TIME: I know Memoirs of a Geisha has been postponed for a while. When did you first hear that Steven Spielberg was interested in you and when did you finally get to meet Spielberg?

Cheung: I was on holiday in Corsica. We were in a very quiet place, tucked away in the mountains, and one day the phone rang and my manager told me the news. I didn't want to abandon my holiday but in the end, the day I left Corsica to go back to Paris, I had half an hour to pack my bags in Paris, then fly to New York the same day. It was a very rushed trip but it was all the more exciting for being so spontaneous and unplanned. That was when it finally sunk in. I thought, 'My god, I'm going to New York to meet Spielberg? Wow!!'

TIME: Why is he casting a Hong Kong Chinese actress in a film about Japanese women?

Cheung: He had been casting for a while for Japanese actresses but he couldn't really find any that could speak English well enough. He then went to Japan on a big search and still couldn't find any. Then he started thinking about Chinese actresses or Asian actresses--I think he'd seen Chinese Box and Comrades. He flipped through my tapes and, after seeing them, said he wanted to meet me.

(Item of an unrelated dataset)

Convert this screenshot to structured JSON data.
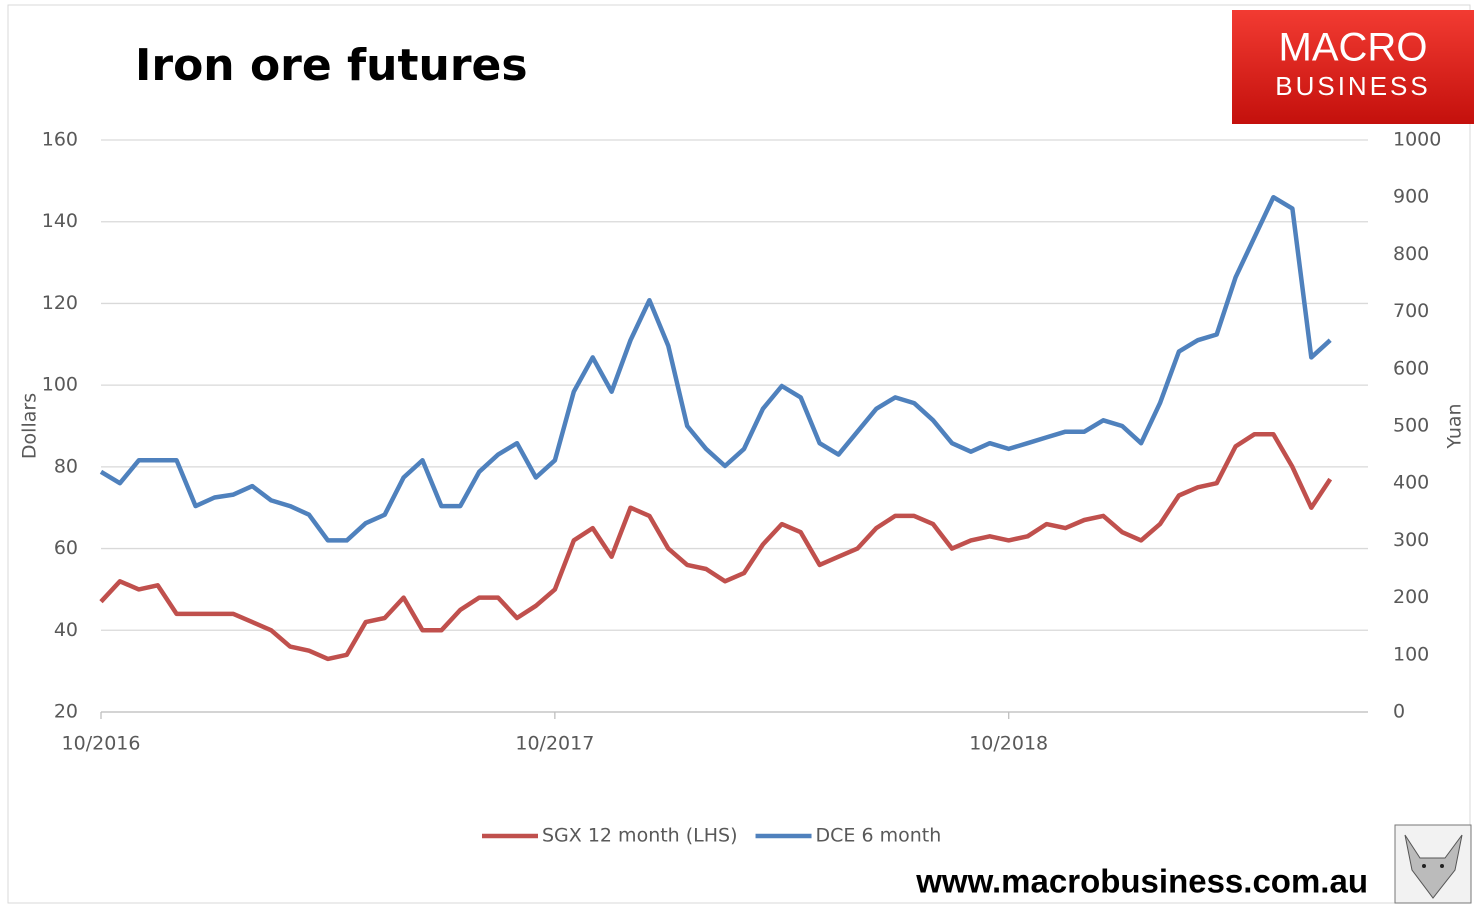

TIME: And you met with him?

Cheung: Yes. He was very down to earth; he doesn't seem like the most famous director in the world. And that helped a lot. He just wasn't very Hollywood. At the screening test I read from a script Spielberg had sent me. I did it in six or seven different ways and he would say, "that's good but try this or that or laugh or be funny". It took an hour and by the end of it I wasn't that optimistic, because I didn't feel I'd really given my best. Spielberg was polite and nice and encouraging but he didn't give me the part right there and then, so I felt that I was not going to get the part. A week later I got told that he liked what he saw.

TIME: Did you get drunk that night?

Cheung: I felt happy and relieved and a small sense of victory, but not in a celebratory way. I thought, 'now I need to look into my future.' I didn't get too excited because I had talked myself into believing I'd be alright if I didn't get it.